Given n nodes labeled from 0 to n - 1 and a list of undirected edges (each edge is a pair of nodes), write a function to check whether these edges make up a valid tree.

For example:

Given n = 5 and edges = [[0, 1], [0, 2], [0, 3], [1, 4]], return true.

Given n = 5 and edges = [[0, 1], [1, 2], [2, 3], [1, 3], [1, 4]], return false.
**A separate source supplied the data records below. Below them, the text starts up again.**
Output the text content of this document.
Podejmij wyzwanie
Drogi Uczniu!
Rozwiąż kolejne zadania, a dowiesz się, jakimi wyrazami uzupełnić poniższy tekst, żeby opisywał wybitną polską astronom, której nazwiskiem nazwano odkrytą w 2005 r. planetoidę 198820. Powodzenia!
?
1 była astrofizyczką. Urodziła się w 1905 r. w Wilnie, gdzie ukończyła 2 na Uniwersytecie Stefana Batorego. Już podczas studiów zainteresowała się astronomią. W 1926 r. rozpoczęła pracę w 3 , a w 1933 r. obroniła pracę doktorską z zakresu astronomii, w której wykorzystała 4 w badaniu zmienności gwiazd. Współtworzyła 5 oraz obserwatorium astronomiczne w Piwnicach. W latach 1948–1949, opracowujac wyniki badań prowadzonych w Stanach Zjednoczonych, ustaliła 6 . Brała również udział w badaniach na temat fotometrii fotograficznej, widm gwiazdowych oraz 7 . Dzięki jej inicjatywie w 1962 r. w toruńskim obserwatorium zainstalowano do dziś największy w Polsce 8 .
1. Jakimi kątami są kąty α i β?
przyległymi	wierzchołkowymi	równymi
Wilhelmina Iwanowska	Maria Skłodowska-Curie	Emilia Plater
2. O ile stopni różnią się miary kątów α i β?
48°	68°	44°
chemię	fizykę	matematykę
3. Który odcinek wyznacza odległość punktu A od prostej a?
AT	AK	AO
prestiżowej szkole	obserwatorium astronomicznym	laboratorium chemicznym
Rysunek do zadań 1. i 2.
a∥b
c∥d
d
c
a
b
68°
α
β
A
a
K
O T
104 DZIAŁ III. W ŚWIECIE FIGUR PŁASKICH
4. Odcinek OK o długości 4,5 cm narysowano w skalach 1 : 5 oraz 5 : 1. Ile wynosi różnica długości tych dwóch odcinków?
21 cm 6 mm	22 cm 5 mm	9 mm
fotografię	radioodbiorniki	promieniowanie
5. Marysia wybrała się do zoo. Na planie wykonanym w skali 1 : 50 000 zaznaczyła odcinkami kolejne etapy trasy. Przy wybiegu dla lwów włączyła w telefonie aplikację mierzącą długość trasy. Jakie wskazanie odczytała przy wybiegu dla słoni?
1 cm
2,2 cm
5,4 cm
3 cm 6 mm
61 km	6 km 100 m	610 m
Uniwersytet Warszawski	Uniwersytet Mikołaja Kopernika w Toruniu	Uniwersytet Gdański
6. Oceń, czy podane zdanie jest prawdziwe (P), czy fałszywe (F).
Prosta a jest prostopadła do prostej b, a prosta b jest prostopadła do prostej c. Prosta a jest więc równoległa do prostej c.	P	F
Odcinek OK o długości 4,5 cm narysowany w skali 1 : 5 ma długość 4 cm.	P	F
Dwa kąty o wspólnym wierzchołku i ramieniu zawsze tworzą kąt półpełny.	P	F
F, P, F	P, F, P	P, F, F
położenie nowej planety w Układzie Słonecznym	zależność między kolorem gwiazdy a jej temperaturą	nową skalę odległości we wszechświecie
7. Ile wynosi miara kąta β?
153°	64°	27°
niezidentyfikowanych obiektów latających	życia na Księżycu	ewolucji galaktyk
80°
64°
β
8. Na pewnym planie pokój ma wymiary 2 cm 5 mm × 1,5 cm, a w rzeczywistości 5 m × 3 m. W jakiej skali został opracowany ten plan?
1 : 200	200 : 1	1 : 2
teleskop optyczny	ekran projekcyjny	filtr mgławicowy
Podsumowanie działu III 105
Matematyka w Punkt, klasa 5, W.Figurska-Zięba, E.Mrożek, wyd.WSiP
Show Hint Note: you can assume that no duplicate edges will appear in edges. Since all edges are undirected, [0, 1] is the same as [1, 0] and thus will not appear together in edges.

Solutions:

DFS

public class Solution {
    public boolean validTree(int n, int[][] edges) {
        HashMap<Integer, List<Integer>> adj = new HashMap<Integer, List<Integer>>();
        init(adj, edges);
        int[] color = new int[n]; // 0 is white 1 is gray and 2 is black
        if (!dfsVisit(-1, 0, adj, color)) {
            return false;
        }
        for (int i = 0; i < color.length; i ++) {
            if (color[i] == 0) {
                return false;
            }
        }
        return true;
    }
    private void init(HashMap<Integer, List<Integer>> adj, int[][] edges) {
        for (int i = 0; i < edges.length; i ++) {
            if (!adj.containsKey(edges[i][0])) {
                adj.put(edges[i][0], new LinkedList<Integer>());
            }
            adj.get(edges[i][0]).add(edges[i][1]);
            if (!adj.containsKey(edges[i][1])) {
                adj.put(edges[i][1], new LinkedList<Integer>());
            }
            adj.get(edges[i][1]).add(edges[i][0]);
        }
    }
    private boolean dfsVisit(int parent, int index, HashMap<Integer, List<Integer>> adj, int[] color) {
        if (color[index] != 0) {
            return false;
        }
        color[index] = 1;
        if (adj.containsKey(index)) {
            for (Integer i:adj.get(index)) {
                if (parent != i && !dfsVisit(index, i, adj, color)) {
                    return false;
                }
            }
        }
        return true;
    }
}

BFS

public class Solution {
    public boolean validTree(int n, int[][] edges) {
        HashMap<Integer, List<Integer>> adj = new HashMap<Integer, List<Integer>>();
        init(adj, edges);
        int[] color = new int[n]; // 0 is white 1 is gray and 2 is black
        Queue<Integer> q = new LinkedList<Integer>();
        q.add(0);
        while (q.size() > 0) {
            int index = q.poll();
            if (color[index] != 0) {
                return false;
            }
            if (adj.containsKey(index)) {
                for (Integer i:adj.get(index)) {
                    if (color[i] == 0) {
                        q.add(i);
                    }
                }
            }
            color[index] = 1;
        }
        for (int i = 0; i < color.length; i ++) {
            if (color[i] == 0) {
                return false;
            }
        }
        return true;
    }
    private void init(HashMap<Integer, List<Integer>> adj, int[][] edges) {
        for (int i = 0; i < edges.length; i ++) {
            if (!adj.containsKey(edges[i][0])) {
                adj.put(edges[i][0], new LinkedList<Integer>());
            }
            adj.get(edges[i][0]).add(edges[i][1]);
            if (!adj.containsKey(edges[i][1])) {
                adj.put(edges[i][1], new LinkedList<Integer>());
            }
            adj.get(edges[i][1]).add(edges[i][0]);
        }
    }
}